The UAE flag, designed by Abdullah Mohammed Al Maainah, flies proudly in front of the Abu Dhabi skyline. Find out what it stands for as The National counts down to an historic anniversary.
Abdullah Mohammad Al Maainah had no idea that his design for the national flag had been selected until it was hoisted high above Mushrif Palace in Abu Dhabi.

The few designs that had been nominated from 1,030 entries had appeared in local newspapers, but the photos were in black and white, and Mr Al Maainah could not recognise the green, white, red and black colours that marked his design.

On December 2, 1971, the day that the Emirates unified, his winning flag was raised. One was hoisted at the palace in the capital and the other at Union House in Dubai.

But no one bothered to contact Mr Al Maainah, who was then only 19.

"I didn't know that my flag was chosen until I ran to the Mushrif Palace and from behind its fence, I stood on my toes and peeked," he said. "There was no wind that day, so I waited until there was a draft to make sure that the flag up there at the pole was mine."

When the breeze finally came and he could see the full flag, he was on top of the world.

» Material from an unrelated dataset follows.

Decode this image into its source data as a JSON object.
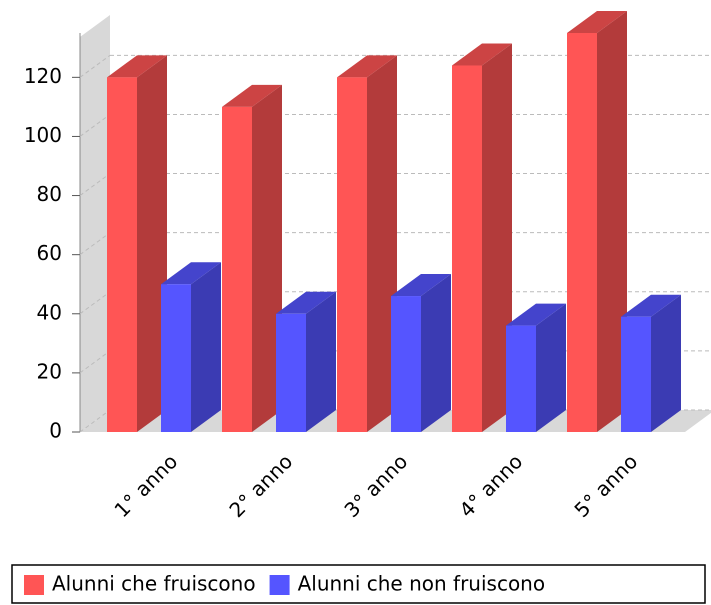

"I can't describe to you that feeling," said Mr Al Maainah, who is now 59 and the country's newly appointed ambassador to Chile.

It was several months later that he received official notice of his winning entry, and there was no major ceremony or any festivities. The country was busy establishing itself.

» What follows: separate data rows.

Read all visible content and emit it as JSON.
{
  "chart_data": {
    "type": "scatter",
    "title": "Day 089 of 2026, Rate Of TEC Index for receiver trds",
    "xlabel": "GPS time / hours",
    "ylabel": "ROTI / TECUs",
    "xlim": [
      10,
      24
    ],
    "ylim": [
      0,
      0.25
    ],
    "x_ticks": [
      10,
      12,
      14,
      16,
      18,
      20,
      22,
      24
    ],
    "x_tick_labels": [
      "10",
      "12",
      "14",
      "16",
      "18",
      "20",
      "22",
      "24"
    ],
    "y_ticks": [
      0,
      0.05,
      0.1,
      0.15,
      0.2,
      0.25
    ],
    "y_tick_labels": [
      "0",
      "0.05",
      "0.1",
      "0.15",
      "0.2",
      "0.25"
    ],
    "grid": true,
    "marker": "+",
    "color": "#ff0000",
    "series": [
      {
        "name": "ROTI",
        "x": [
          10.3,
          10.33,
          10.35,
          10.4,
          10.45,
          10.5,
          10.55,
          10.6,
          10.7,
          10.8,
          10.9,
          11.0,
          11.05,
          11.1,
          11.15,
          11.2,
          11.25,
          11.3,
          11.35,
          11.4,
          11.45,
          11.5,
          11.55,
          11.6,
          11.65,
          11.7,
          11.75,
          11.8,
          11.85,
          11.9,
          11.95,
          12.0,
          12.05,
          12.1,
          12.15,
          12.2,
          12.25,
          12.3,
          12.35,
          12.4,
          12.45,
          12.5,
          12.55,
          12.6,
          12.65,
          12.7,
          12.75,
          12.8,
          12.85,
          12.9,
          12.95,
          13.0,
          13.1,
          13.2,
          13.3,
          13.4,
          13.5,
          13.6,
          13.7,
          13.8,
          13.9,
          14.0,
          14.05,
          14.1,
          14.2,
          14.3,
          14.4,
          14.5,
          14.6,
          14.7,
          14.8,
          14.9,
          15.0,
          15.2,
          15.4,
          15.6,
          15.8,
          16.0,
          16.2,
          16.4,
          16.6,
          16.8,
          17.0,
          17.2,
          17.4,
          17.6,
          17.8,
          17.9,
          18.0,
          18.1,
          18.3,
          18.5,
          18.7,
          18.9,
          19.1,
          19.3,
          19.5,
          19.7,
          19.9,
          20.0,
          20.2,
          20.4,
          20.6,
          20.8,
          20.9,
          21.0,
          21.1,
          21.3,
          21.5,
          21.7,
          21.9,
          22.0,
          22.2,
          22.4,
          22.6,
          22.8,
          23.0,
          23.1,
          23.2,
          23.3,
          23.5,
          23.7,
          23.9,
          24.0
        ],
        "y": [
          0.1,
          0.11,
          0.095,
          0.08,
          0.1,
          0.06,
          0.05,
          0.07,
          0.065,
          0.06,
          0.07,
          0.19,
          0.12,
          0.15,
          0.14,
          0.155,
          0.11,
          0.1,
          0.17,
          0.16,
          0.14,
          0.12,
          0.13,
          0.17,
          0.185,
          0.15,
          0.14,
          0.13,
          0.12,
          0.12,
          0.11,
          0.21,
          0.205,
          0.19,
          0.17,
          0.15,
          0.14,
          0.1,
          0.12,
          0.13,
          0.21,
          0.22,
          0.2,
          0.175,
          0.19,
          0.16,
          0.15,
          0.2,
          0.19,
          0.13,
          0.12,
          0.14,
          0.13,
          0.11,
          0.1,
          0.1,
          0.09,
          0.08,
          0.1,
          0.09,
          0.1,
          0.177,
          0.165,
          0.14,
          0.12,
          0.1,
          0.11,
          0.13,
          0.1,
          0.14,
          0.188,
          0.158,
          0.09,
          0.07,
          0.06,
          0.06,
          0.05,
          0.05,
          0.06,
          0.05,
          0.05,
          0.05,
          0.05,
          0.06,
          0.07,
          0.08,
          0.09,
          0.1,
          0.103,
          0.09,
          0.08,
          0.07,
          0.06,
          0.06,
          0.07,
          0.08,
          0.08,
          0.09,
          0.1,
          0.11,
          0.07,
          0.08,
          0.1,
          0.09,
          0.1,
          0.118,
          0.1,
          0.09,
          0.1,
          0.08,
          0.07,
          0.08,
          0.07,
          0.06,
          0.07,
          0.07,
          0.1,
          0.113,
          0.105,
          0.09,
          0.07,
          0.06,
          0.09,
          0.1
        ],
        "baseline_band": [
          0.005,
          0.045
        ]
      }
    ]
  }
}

Mr Al Maainah, an Emirati from Abu Dhabi, was simply thanked and received the prize for winning the competition: 4,000 riyals. The UAE dirham had not yet been introduced.

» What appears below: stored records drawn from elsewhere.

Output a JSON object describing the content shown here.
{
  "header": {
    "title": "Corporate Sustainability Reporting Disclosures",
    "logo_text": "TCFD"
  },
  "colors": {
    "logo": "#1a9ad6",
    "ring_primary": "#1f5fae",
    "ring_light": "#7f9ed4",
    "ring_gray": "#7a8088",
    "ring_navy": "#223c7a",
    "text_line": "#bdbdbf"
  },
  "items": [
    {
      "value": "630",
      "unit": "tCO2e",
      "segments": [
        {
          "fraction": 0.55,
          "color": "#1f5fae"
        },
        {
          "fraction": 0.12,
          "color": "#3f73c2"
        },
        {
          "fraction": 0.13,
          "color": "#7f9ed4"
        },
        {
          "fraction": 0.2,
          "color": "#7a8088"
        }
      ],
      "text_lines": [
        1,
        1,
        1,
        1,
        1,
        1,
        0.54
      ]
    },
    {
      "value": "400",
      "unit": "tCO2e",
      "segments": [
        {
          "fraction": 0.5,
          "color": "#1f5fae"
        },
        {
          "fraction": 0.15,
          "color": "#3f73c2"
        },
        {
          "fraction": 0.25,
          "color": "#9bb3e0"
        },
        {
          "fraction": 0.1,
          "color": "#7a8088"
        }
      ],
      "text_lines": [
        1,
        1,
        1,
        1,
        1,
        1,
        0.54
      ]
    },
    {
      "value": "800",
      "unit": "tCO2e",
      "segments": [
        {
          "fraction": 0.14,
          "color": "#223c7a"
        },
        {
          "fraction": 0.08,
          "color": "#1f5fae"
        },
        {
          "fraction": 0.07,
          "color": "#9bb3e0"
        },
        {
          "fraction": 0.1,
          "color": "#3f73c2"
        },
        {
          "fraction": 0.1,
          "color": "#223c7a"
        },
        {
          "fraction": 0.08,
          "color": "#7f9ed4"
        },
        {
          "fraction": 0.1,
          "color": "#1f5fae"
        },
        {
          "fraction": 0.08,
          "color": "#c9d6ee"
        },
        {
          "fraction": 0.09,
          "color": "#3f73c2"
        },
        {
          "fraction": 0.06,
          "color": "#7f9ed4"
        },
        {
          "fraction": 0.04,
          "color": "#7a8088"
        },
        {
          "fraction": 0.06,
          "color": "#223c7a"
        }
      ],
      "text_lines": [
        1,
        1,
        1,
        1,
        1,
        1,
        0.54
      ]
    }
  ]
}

"At the time, it was like receiving 40,000 dirhams! But I didn't care about the money, I was just so happy that one of my designs won," he said.

As a diplomat, Mr Al Maainah has travelled across the world, to the farthest corners of the globe. Wherever he has gone, he has been closely accompanied by the flag he designed.

"It never leaves my side," he said. "I can't help but smile whenever I see the flag. I feel a great honour and pride each time I am photographed with it."

Three months before the UAE united, Mr Al Maainah saw an advertisement in Al Ittihad newspaper, seeking submissions for a flag. The advertisement came out of Sheikh Zayed's royal diwan, and when Mr Al Maainah stumbled upon it, it was only two days before the deadline.

He rushed and got rolls of colourful paper, a photo album, scissors and a case of measuring tools.

All his designs had the same colours but in different angles and shapes. The colours were not just a coincidence.

"Sometimes people have mistaken the UAE flag for another country, because it has the same colours as other Arab countries that adopted the pan-Arab colours of the 1916 Arab revolution," said Mr Al Maainah. Black represents the early years of Islam, which saw many wars as it spread across the Middle East during the time of the Prophet Mohammed and the first two caliphates: the Umayyads based in Damascus followed by the Abbasids based in Baghdad. The latter's rule continued from 750AD to 1258AD, and reached as far west as modern-day Algeria to as far east as India.

Green represents the Fatimids Caliphate, which ruled out of Egypt from 909AD to 1171AD over an area that spanned all of North Africa, the west coast of the Arabian Peninsula, the Levant, as well as Malta and Sicily.

Red was the colour of the Ottoman flag, and is often said to be symbolic of sacrifice and blood.

White has several meanings, from peace to purity to charity. It is the colour for peace across the world, and a white flag was raised after the Prophet Mohammed's first victory on the battlefield, in the Battle of Badr, when he overpowered his opponents in Mecca.

"But meanings change over time, and my own reasons for picking those colours are driven from a more local stance," he said.

For him, black stands for the oil that helped transform his country. Green is for fertility and its green gardens.

"And white and red were already present in separate emirate flags, so I added on what was already there to signify our expansion into a unified entity," he said.